The comments came toward the end of the two-hour meeting devoted primarily to presentations made from the committee’s various subgroups, or “task teams.”

The committee, charged with looking at a number of facets including cost and sustainability for a venue, was created on April 5 and is to report its findings to Town Council in December. Council members will have the final say on whether to build a venue, what it would look like and where it would go.

Both the committee’s chairwoman Cindy Creamer and town councilwoman Kim Likins have repeatedly said there are no foregone conclusions as to what, if any, a new arts and entertainment center would look like. Those questions, they say, will be taken up by the new committee, which has now met three times.

Still, the town came under fire when Mayor David Bennett and town leaders went before Beaufort County’s Capital Projects Sales Tax Commission, prior to the committee’s formation, asking for $30 million to help build a proposed performing arts campus. The campus, they said, would feature both a concert hall and outdoor amphitheater and cost as much as $65 million.

The $30 million funding request was later slashed to $6 million, and the arts campus was added to a list of projects that might be funded by countywide one-percent sales tax increase.

Committee members expressed frustration Thursday over the timing of the tax commission presentation.

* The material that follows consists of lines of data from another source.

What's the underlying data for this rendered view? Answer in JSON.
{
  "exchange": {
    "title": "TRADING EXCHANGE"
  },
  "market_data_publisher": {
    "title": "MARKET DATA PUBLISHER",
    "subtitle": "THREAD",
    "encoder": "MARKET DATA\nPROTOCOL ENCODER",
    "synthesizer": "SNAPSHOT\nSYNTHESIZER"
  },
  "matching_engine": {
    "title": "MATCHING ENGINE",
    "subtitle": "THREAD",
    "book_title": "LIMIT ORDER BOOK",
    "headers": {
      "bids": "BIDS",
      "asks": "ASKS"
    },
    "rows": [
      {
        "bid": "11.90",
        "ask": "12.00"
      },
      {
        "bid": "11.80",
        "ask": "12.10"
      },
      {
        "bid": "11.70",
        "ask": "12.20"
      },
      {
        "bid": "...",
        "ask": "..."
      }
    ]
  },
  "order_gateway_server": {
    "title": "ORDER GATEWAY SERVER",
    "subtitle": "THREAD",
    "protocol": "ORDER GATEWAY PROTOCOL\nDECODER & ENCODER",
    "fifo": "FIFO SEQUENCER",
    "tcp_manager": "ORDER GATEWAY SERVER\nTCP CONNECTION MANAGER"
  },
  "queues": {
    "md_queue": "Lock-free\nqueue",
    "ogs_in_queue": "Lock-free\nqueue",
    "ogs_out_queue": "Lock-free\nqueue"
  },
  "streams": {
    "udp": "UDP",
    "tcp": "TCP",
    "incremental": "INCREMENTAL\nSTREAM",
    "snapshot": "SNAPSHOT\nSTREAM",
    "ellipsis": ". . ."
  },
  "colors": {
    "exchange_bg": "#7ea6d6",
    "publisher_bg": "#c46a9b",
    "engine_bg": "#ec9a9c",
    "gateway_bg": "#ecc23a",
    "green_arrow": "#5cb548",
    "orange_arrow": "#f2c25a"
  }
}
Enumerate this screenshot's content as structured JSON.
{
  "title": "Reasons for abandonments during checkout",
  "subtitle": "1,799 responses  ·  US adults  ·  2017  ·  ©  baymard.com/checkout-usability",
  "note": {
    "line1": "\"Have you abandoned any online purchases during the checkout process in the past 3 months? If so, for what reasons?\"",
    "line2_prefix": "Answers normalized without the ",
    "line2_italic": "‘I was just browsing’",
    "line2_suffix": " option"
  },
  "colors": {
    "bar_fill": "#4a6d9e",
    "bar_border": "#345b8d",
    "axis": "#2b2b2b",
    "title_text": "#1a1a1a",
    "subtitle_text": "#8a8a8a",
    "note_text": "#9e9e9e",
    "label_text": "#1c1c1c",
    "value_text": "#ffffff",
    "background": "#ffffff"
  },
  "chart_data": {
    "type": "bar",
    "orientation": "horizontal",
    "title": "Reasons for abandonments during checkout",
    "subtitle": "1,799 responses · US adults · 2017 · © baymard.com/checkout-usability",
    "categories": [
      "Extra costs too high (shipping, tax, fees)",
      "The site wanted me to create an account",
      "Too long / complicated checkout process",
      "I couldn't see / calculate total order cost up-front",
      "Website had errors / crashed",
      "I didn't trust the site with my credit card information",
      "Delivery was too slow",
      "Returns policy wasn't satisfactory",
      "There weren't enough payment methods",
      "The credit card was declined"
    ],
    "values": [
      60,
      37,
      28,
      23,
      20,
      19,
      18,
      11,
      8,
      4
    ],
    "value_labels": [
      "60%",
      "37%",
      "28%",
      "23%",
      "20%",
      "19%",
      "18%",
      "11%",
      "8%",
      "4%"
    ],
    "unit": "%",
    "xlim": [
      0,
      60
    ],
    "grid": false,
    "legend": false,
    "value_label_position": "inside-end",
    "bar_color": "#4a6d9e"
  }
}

“I don’t think I’ve ever been involved with something that was damned before we even get started because of certain actions that were taken before the committee (formed) ... like the sales tax referendum,” Lee said.

Without mentioning anyone specifically, members also seemed to take town leaders to task, asking why no one “from the town” had countered negative comments made by residents who are writing letters to the editor.

“Why is the silence so deafening?” said member Karen Attaway.

Creamer told the committee that Likins has been working with the town’s newly contracted public relations firm Rawle Murdy to “craft something.”

The town approved the Charleston-based firm’s scope of work described as “Arts and Cultural Public Communication Initiatives” at its April 5 council meeting.

“We’ve got to get out in front of this and let the public know that there hasn’t been a decision made,” Lee said. “The committee does exist, and we want their opinions.”

Mike Buxser, a general manager for several of the area’s radio stations, attended Thursday’s meeting and offered his thoughts during the public comment portion of the meeting.

Buxser said that he believed the area could sustain such a campus and that plenty of acts would come to the island “because they would have a contract and would get paid.”

“(But) you have to generate positive publicity,” he said several times throughout the course of his comments.

There will always be those who don’t want a performing arts campus on the island, he said.

“But you got to counter all this, or it won’t work,” he said.